If you read more than one kind of comic, you know the annoyance: manga wants right-to-left and double pages, western comics want left-to-right single pages, webtoons want a vertical scroll that fits the width. Switching all of that by hand every time gets old.

Presets save your reading setup (direction, layout, and fit) and let you switch in one tap. Manga, western, webtoon, ready to go.


Why a Pro unlock, and why it's still not a subscription

ComicFlow has always been a one-time purchase with no ads and no tracking. That doesn't change. The base app is still $2.99 and still does everything it did before, plus free CBZ export.

The three new features are heavier to build and maintain than the core app, and they serve a narrower group: people with e-readers, people who want a private shelf, people juggling multiple reading styles. Putting them behind an optional one-time $6.99 unlock means the readers who want them fund them, and everyone else pays nothing extra and loses nothing. Buy Pro once and it's yours forever, including future updates. No subscription, because there's nothing recurring about reading a comic.

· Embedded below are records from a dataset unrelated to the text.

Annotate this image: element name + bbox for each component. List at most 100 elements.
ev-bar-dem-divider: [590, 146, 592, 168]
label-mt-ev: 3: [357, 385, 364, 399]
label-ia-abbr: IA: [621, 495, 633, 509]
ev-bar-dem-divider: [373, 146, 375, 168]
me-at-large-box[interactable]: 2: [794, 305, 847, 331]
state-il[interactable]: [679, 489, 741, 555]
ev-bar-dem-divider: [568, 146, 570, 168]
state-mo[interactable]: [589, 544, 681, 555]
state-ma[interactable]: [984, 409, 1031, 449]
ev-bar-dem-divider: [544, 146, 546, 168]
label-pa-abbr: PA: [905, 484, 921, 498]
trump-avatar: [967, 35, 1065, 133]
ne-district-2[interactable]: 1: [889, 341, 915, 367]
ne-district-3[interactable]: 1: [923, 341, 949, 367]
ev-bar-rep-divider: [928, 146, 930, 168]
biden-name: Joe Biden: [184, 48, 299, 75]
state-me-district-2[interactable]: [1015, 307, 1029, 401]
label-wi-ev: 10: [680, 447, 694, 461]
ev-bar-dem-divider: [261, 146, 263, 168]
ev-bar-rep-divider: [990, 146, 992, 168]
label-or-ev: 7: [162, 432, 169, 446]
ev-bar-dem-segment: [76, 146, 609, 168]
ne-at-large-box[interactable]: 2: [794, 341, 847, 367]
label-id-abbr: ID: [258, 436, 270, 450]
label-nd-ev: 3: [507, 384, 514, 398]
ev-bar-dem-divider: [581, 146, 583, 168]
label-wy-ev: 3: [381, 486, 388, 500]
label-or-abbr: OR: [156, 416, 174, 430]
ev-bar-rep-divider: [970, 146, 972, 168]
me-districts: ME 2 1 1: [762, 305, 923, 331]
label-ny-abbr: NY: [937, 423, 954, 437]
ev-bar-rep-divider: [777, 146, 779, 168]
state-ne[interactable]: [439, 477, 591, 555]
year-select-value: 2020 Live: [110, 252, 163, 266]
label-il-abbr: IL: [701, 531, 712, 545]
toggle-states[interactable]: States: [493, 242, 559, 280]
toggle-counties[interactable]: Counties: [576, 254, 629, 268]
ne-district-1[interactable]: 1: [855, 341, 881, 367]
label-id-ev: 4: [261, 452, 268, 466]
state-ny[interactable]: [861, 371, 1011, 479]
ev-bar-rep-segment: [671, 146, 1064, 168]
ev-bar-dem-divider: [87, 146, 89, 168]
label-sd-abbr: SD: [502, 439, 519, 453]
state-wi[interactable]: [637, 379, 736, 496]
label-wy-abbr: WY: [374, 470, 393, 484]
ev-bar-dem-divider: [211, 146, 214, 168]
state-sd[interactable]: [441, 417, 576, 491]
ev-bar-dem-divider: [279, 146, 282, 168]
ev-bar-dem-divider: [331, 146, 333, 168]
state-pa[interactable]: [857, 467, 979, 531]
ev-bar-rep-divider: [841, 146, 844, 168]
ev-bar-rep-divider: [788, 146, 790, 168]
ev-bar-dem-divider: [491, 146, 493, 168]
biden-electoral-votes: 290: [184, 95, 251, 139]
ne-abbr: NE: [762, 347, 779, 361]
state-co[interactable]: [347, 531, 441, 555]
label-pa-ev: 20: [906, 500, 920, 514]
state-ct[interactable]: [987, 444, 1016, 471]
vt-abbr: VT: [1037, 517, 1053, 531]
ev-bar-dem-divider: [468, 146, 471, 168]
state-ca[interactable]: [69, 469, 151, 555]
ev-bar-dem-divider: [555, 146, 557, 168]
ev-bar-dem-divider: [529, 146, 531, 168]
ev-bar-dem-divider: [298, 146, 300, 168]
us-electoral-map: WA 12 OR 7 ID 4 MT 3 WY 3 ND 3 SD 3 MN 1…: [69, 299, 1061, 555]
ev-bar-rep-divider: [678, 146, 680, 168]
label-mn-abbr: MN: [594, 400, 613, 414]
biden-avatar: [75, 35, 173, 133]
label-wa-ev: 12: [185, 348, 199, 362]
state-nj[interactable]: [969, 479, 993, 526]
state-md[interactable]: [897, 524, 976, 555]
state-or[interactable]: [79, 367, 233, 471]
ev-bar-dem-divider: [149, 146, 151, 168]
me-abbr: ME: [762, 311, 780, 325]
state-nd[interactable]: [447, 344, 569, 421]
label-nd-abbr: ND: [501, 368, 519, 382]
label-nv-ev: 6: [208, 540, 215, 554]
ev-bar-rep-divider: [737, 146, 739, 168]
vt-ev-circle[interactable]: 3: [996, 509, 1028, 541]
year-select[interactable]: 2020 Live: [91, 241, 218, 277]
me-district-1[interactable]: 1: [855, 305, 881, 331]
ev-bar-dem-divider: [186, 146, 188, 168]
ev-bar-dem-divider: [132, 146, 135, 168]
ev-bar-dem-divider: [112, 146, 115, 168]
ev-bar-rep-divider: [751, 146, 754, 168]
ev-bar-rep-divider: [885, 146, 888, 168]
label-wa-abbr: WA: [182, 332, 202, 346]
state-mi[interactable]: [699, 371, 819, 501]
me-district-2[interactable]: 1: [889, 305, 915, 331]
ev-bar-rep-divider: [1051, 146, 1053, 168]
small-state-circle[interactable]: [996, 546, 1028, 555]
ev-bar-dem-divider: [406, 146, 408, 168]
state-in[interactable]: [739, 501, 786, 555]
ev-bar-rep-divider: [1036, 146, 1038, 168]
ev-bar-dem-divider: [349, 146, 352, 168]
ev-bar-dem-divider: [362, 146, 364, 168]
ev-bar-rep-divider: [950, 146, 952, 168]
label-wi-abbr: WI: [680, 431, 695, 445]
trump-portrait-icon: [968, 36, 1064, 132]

If you only ever read and convert, the $2.99 app is all you need. If you want to send a series to your Kobo on a Sunday afternoon, Pro is there.


Everything else

3.0 keeps what the app already did: read CBR, CBZ, and PDF directly with the native reader, convert to PDF, batch conversion, the full library with collections, ratings, tags, notes, and bookmarks, automatic reading progress, eight languages, and optional iCloud sync. It all still works offline.